Meaning of the term "annuity"
The term annuity contains the Latin word "anno", meaning "year". An annuity in financial mathematics and in the language of finance professionals goes back to this designation.

Ultimately, an annuity is a regular payment that always has the same amount. If a borrower, for example, takes out a loan structured as an annuity, this means that their monthly or annual installments to be paid are always the same amount. The installments consist of an interest portion and a repayment portion. This is explained with a simple example.
Example calculation to illustrate an annuity loan

A borrower takes out a repayment loan as an annuity loan.
The term of the loan in this example is five years, the loan amount is 100,000 Euro, and the interest rate is fixed for the term and set at five percent per year.
The fixed interest period means that the interest rate remains unchanged over the loan term. The initial repayment is also five percent per year. This constellation may not be very common in practice, but it helps to explain the topic. Any fees or other influencing factors are ignored in this example for the sake of explaining the annuity.
- In the first year of the annuity loan term, the borrower starts with a liability of 100,000 Euro. He pays five percent interest on this and repays the liability with an additional five percent in the first year — in total his annuity payment amounts to ten percent, which he must pay in the first year. These ten percent therefore correspond to 10,000 Euro that the borrower must pay. The interest rate is therefore 5% of the loan, with the interest portion of the paid installment in the first year being 50%.
What is special about an annuity loan is this: The installment of 10,000 Euro, which results from the summed percentage rates of interest and repayment in the first year, defines the amount of the installments that must be paid in the following years. They also amount to 10,000 Euro per year.
- After the first year the borrower has therefore paid 5,000 Euro in interest and has repaid another 5,000 Euro of his loan. He therefore has only outstanding liabilities of 95,000 Euro. Since the second year still falls within the five-year loan term, the borrower must again pay five percent interest to the bank in that year. In this example that means 4,750 Euro in interest becomes due.
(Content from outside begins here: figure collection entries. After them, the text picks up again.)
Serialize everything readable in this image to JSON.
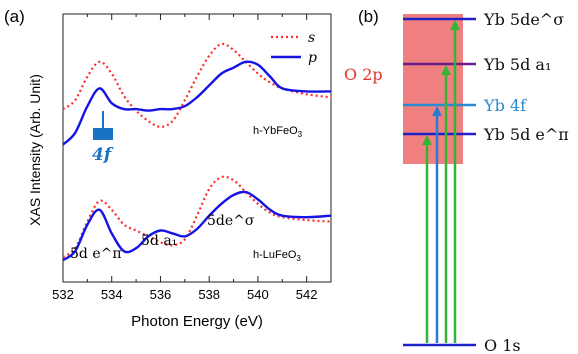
{
  "panel_labels": {
    "left": "(a)",
    "right": "(b)"
  },
  "colors": {
    "s_series": "#ff2a2a",
    "p_series": "#1414e6",
    "arrow_4f": "#1a72c4",
    "label_4f": "#1a72c4",
    "o2p_band": "#f08080",
    "o2p_label": "#e8302a",
    "level_yb5d_sigma": "#2020c8",
    "level_yb5d_a1": "#6a1a8a",
    "level_yb4f": "#2a8ad0",
    "level_yb5d_pi": "#2020c8",
    "level_o1s": "#2020c8",
    "green_transition": "#33b533",
    "blue_transition": "#2a7ad0"
  },
  "chart_data": {
    "type": "line",
    "xlabel": "Photon Energy (eV)",
    "ylabel": "XAS Intensity (Arb. Unit)",
    "xlim": [
      532,
      543
    ],
    "xticks": [
      "532",
      "534",
      "536",
      "538",
      "540",
      "542"
    ],
    "legend": {
      "placement": "top-right",
      "entries": [
        "s",
        "p"
      ]
    },
    "samples": [
      {
        "name": "h-YbFeO3",
        "series": [
          {
            "name": "s",
            "style": "dotted",
            "x": [
              532,
              532.5,
              533,
              533.5,
              534,
              534.5,
              535,
              535.5,
              536,
              536.5,
              537,
              537.5,
              538,
              538.5,
              539,
              539.5,
              540,
              540.5,
              541,
              542,
              543
            ],
            "y": [
              1.06,
              1.12,
              1.28,
              1.38,
              1.3,
              1.15,
              1.05,
              0.98,
              0.94,
              0.98,
              1.12,
              1.28,
              1.42,
              1.5,
              1.46,
              1.38,
              1.3,
              1.24,
              1.2,
              1.16,
              1.14
            ]
          },
          {
            "name": "p",
            "style": "solid",
            "x": [
              532,
              532.5,
              533,
              533.5,
              534,
              534.5,
              535,
              535.5,
              536,
              536.5,
              537,
              537.5,
              538,
              538.5,
              539,
              539.5,
              540,
              540.5,
              541,
              542,
              543
            ],
            "y": [
              0.82,
              0.9,
              1.08,
              1.2,
              1.1,
              1.06,
              1.06,
              1.05,
              1.06,
              1.06,
              1.08,
              1.14,
              1.22,
              1.3,
              1.34,
              1.38,
              1.36,
              1.28,
              1.2,
              1.18,
              1.18
            ]
          }
        ]
      },
      {
        "name": "h-LuFeO3",
        "series": [
          {
            "name": "s",
            "style": "dotted",
            "x": [
              532,
              532.5,
              533,
              533.5,
              534,
              534.5,
              535,
              535.5,
              536,
              536.5,
              537,
              537.5,
              538,
              538.5,
              539,
              539.5,
              540,
              540.5,
              541,
              542,
              543
            ],
            "y": [
              0.06,
              0.12,
              0.3,
              0.44,
              0.38,
              0.28,
              0.24,
              0.2,
              0.16,
              0.14,
              0.18,
              0.34,
              0.52,
              0.6,
              0.58,
              0.5,
              0.42,
              0.36,
              0.33,
              0.31,
              0.3
            ]
          },
          {
            "name": "p",
            "style": "solid",
            "x": [
              532,
              532.5,
              533,
              533.5,
              534,
              534.5,
              535,
              535.5,
              536,
              536.5,
              537,
              537.5,
              538,
              538.5,
              539,
              539.5,
              540,
              540.5,
              541,
              542,
              543
            ],
            "y": [
              0.04,
              0.1,
              0.28,
              0.38,
              0.22,
              0.1,
              0.12,
              0.2,
              0.24,
              0.22,
              0.2,
              0.25,
              0.34,
              0.42,
              0.48,
              0.5,
              0.45,
              0.38,
              0.34,
              0.33,
              0.34
            ]
          }
        ]
      }
    ],
    "annotations": {
      "peak_5d_pi": "5d e^π",
      "peak_5d_a1": "5d a₁",
      "peak_5d_sigma": "5de^σ",
      "arrow_4f": "4f"
    }
  },
  "energy_levels": {
    "band": "O 2p",
    "levels": [
      {
        "id": "yb5d_sigma",
        "label": "Yb 5de^σ"
      },
      {
        "id": "yb5d_a1",
        "label": "Yb 5d a₁"
      },
      {
        "id": "yb4f",
        "label": "Yb 4f"
      },
      {
        "id": "yb5d_pi",
        "label": "Yb 5d e^π"
      },
      {
        "id": "o1s",
        "label": "O 1s"
      }
    ]
  }
}
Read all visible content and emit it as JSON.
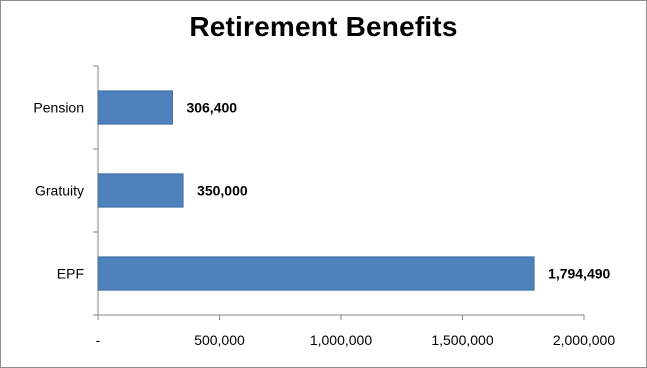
{
  "chart_data": {
    "type": "bar",
    "orientation": "horizontal",
    "title": "Retirement Benefits",
    "categories": [
      "Pension",
      "Gratuity",
      "EPF"
    ],
    "values": [
      306400,
      350000,
      1794490
    ],
    "data_labels": [
      "306,400",
      "350,000",
      "1,794,490"
    ],
    "xlim": [
      0,
      2000000
    ],
    "x_ticks": [
      0,
      500000,
      1000000,
      1500000,
      2000000
    ],
    "x_tick_labels": [
      "-",
      "500,000",
      "1,000,000",
      "1,500,000",
      "2,000,000"
    ],
    "xlabel": "",
    "ylabel": "",
    "grid": false,
    "legend": "none",
    "bar_color": "#4f81bd",
    "bar_edge_color": "#3a6aa0",
    "axis_color": "#868686"
  }
}
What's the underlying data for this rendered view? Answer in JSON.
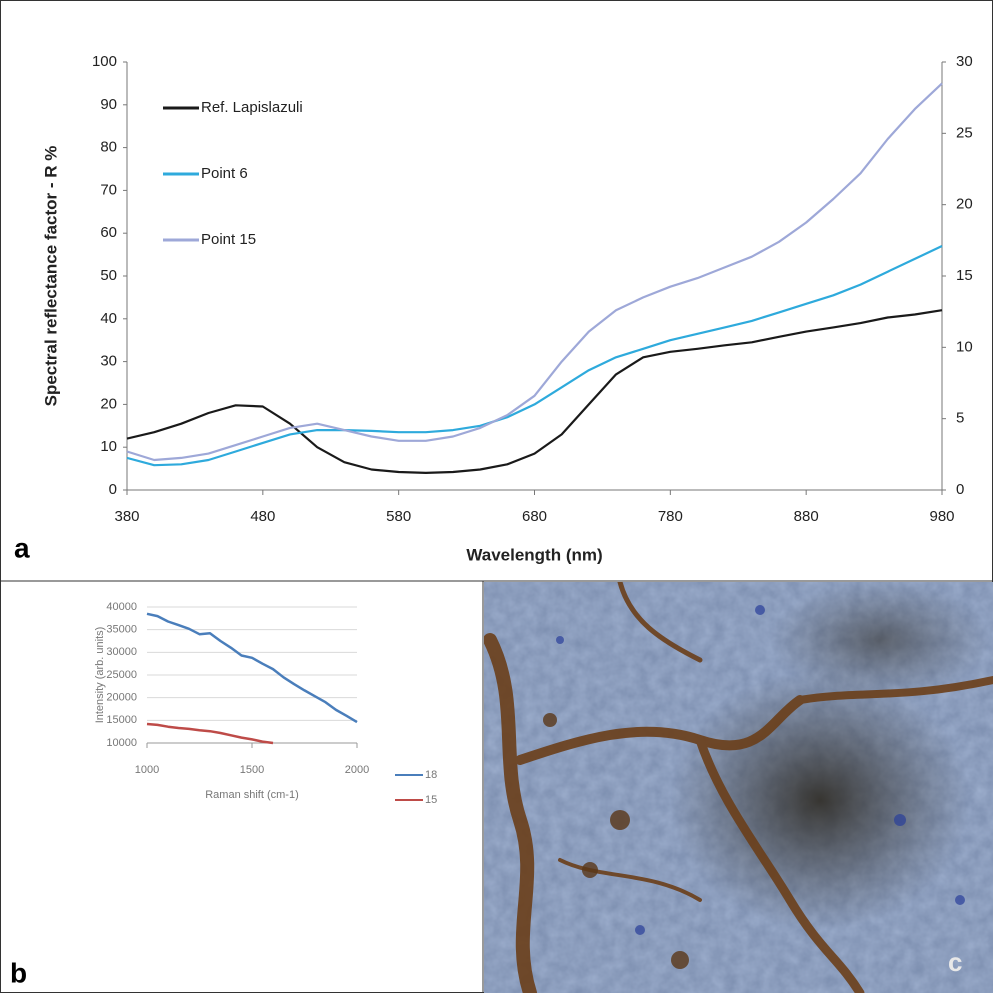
{
  "chart_data": [
    {
      "type": "line",
      "panel": "a",
      "xlabel": "Wavelength (nm)",
      "ylabel": "Spectral reflectance factor - R %",
      "x": [
        380,
        400,
        420,
        440,
        460,
        480,
        500,
        520,
        540,
        560,
        580,
        600,
        620,
        640,
        660,
        680,
        700,
        720,
        740,
        760,
        780,
        800,
        820,
        840,
        860,
        880,
        900,
        920,
        940,
        960,
        980
      ],
      "series": [
        {
          "name": "Ref. Lapislazuli",
          "color": "#1a1a1a",
          "values": [
            12,
            13.5,
            15.5,
            18,
            19.8,
            19.5,
            15.5,
            10,
            6.5,
            4.8,
            4.2,
            4,
            4.2,
            4.8,
            6,
            8.5,
            13,
            20,
            27,
            31,
            32.3,
            33,
            33.8,
            34.5,
            35.8,
            37,
            38,
            39,
            40.3,
            41,
            42
          ]
        },
        {
          "name": "Point 6",
          "color": "#2eaadc",
          "axis": "y2",
          "values": [
            2.25,
            1.74,
            1.8,
            2.1,
            2.7,
            3.3,
            3.9,
            4.2,
            4.2,
            4.14,
            4.05,
            4.05,
            4.2,
            4.5,
            5.1,
            6,
            7.2,
            8.4,
            9.3,
            9.9,
            10.5,
            10.95,
            11.4,
            11.85,
            12.45,
            13.05,
            13.65,
            14.4,
            15.3,
            16.2,
            17.1
          ]
        },
        {
          "name": "Point 15",
          "color": "#9ea8d8",
          "axis": "y2",
          "values": [
            2.7,
            2.1,
            2.25,
            2.55,
            3.15,
            3.75,
            4.35,
            4.65,
            4.2,
            3.75,
            3.45,
            3.45,
            3.75,
            4.35,
            5.25,
            6.6,
            9,
            11.1,
            12.6,
            13.5,
            14.25,
            14.85,
            15.6,
            16.35,
            17.4,
            18.75,
            20.4,
            22.2,
            24.6,
            26.7,
            28.5
          ]
        }
      ],
      "xlim": [
        380,
        980
      ],
      "xticks": [
        380,
        480,
        580,
        680,
        780,
        880,
        980
      ],
      "ylim": [
        0,
        100
      ],
      "yticks": [
        0,
        10,
        20,
        30,
        40,
        50,
        60,
        70,
        80,
        90,
        100
      ],
      "y2lim": [
        0,
        30
      ],
      "y2ticks": [
        0,
        5,
        10,
        15,
        20,
        25,
        30
      ],
      "grid": false,
      "legend": "upper left"
    },
    {
      "type": "line",
      "panel": "b",
      "xlabel": "Raman shift (cm-1)",
      "ylabel": "Intensity (arb. units)",
      "x": [
        1000,
        1050,
        1100,
        1150,
        1200,
        1250,
        1300,
        1350,
        1400,
        1450,
        1500,
        1550,
        1600,
        1650,
        1700,
        1750,
        1800,
        1850,
        1900,
        1950,
        2000
      ],
      "series": [
        {
          "name": "18",
          "color": "#4a7ebb",
          "values": [
            38500,
            38000,
            36800,
            36000,
            35200,
            34000,
            34200,
            32500,
            31000,
            29300,
            28800,
            27500,
            26300,
            24500,
            23000,
            21600,
            20300,
            19000,
            17300,
            16000,
            14600
          ]
        },
        {
          "name": "15",
          "color": "#be4b48",
          "values": [
            14200,
            14000,
            13600,
            13300,
            13100,
            12800,
            12600,
            12200,
            11700,
            11200,
            10800,
            10300,
            10000,
            null,
            null,
            null,
            null,
            null,
            null,
            null,
            null
          ]
        }
      ],
      "xlim": [
        1000,
        2000
      ],
      "xticks": [
        1000,
        1500,
        2000
      ],
      "ylim": [
        10000,
        40000
      ],
      "yticks": [
        10000,
        15000,
        20000,
        25000,
        30000,
        35000,
        40000
      ],
      "grid": true,
      "legend": "right"
    }
  ],
  "photo": {
    "label": "c"
  }
}
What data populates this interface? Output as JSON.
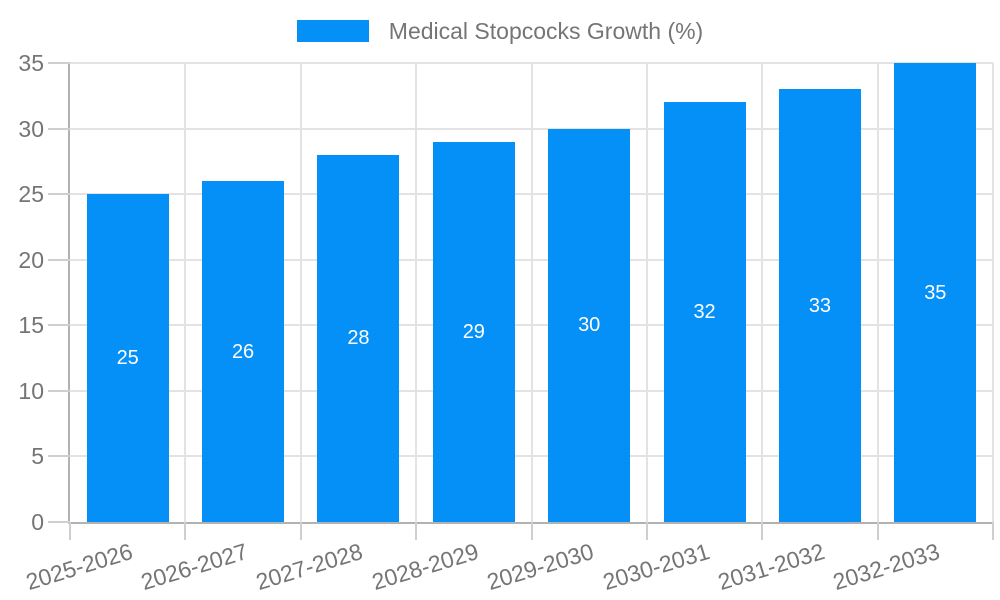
{
  "chart_data": {
    "type": "bar",
    "title": "Medical Stopcocks Growth (%)",
    "categories": [
      "2025-2026",
      "2026-2027",
      "2027-2028",
      "2028-2029",
      "2029-2030",
      "2030-2031",
      "2031-2032",
      "2032-2033"
    ],
    "values": [
      25,
      26,
      28,
      29,
      30,
      32,
      33,
      35
    ],
    "xlabel": "",
    "ylabel": "",
    "ylim": [
      0,
      35
    ],
    "yticks": [
      0,
      5,
      10,
      15,
      20,
      25,
      30,
      35
    ],
    "grid": true,
    "legend_position": "top",
    "value_labels": "inside-center",
    "x_label_rotation_deg": -17
  },
  "legend": {
    "series_label": "Medical Stopcocks Growth (%)"
  },
  "colors": {
    "bar": "#0590f8",
    "grid": "#e3e3e3",
    "axis": "#b2b2b2",
    "tick": "#cfcfcf",
    "text": "#757575",
    "value-text": "#ffffff",
    "bg": "#ffffff"
  }
}
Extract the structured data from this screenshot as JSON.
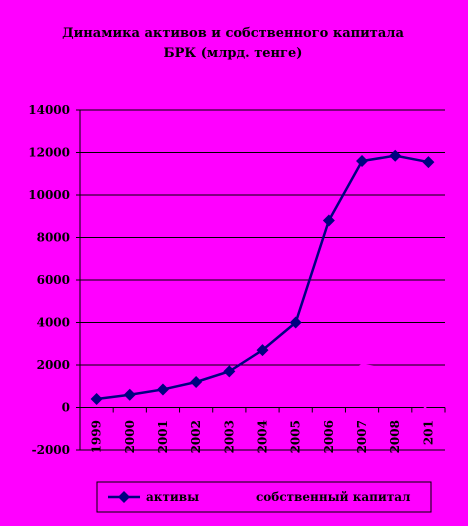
{
  "chart_data": {
    "type": "line",
    "title": "Динамика активов и собственного капитала",
    "subtitle": "БРК (млрд. тенге)",
    "categories": [
      "1999",
      "2000",
      "2001",
      "2002",
      "2003",
      "2004",
      "2005",
      "2006",
      "2007",
      "2008",
      "201"
    ],
    "ylim": [
      -2000,
      14000
    ],
    "yticks": [
      "14000",
      "12000",
      "10000",
      "8000",
      "6000",
      "4000",
      "2000",
      "0",
      "-2000"
    ],
    "grid": true,
    "legend_position": "bottom",
    "series": [
      {
        "name": "активы",
        "values": [
          400,
          600,
          850,
          1200,
          1700,
          2700,
          4000,
          8800,
          11600,
          11850,
          11550
        ],
        "color": "#000080",
        "marker": "diamond"
      },
      {
        "name": "собственный капитал",
        "values": [
          300,
          400,
          450,
          500,
          550,
          600,
          700,
          1200,
          2000,
          1800,
          -200
        ],
        "color": "#ff00ff",
        "marker": "none"
      }
    ]
  }
}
However, since the annual installment remains unchanged at 10,000 Euro and the interest has fallen by 250 Euro to 4,750 Euro compared to the previous year, the repayment portion in the second year increases by exactly 250 Euro to then 5,250 Euro. At the end of the second year the borrower has therefore already repaid a total of 10,250 Euro. He therefore still has outstanding liabilities of 89,750 Euro, which he will pay to the bank over time.
The principle for calculating interest and repayment in an annuity loan remains the same in the following years, so the calculation will no longer be shown in such detail below.
- In the third year the borrower pays 4,488 Euro in interest and can accordingly repay 5,512 Euro of his liabilities. The outstanding balance of the borrower at the end of the third year with respect to his bank thus amounts to 84,238 Euro.
- In the fourth year of the term, 4,212 Euro in interest are due, leaving 5,788 Euro for repayment, and his liabilities at the end of the fourth year of the loan term amount to 78,450 Euro.
- The fifth year is also the last year of the loan term. In this year the borrower pays 3,923 Euro in interest and can then make repayments of 6,077 Euro. The outstanding balance at the end of the loan term thus amounts to 72,373 Euro.

Interest and compound-interest effect in annuity
One interesting thing about all these calculated figures and values is this: At the beginning of the term interest and repayment were equally high. During the term of the repayment loan the interest payments decreased continuously, so that more room remained for repayments. In just five years the annual interest payments fell by more than 1,000 Euro compared to the interest charged in the first year of the loan term.
Mathematically, this is also due to an interest and compound-interest effect, which occurs with an annuity loan regardless of the parameters set in the example. In general this can be formulated as follows: With an annuity loan the total sum of interest and repayment that the borrower has to pay within a defined time period (e.g. per year) remains constant. With each monthly installment the ratio of interest payments to repayment payments shifts in favor of repayment.
Annuity loans in practice
Annuity loans are quite common for loans with a long term, for example mortgage loans. They have the advantage that the annual and thus also the monthly burden for the borrower is fixed from the start of the loan term. In times of low interest rates for mortgage financing, it is therefore advisable to take out an annuity loan with a as long a term as possible.

Because interest rates are low, this may leave a larger financial scope for the borrower to set a higher repayment rate and thus a larger repayment portion per monthly installment — the five percent defined in the example is already set very high for a mortgage loan in reality. It is common to repay at least one percent of the initial loan amount per year. If the borrower and the bank agree on a higher repayment rate than this minimum one percent, he can also realize better interest and compound-interest effects over time.
Extra repayments on a loan with annuity

This also applies if the borrower takes out an annuity loan that grants him the right to make extra repayments — in a low-interest phase banks often agree to five percent extra repayments; in times of a higher interest level they may sometimes accept ten percent extra repayments. That means that one can then pay up to ten percent of the initial loan amount per year as additional repayment. This, of course, also reduces the outstanding balance and has an immediate positive effect in the following year, since less interest must be paid and thus a larger amount is available for repayment.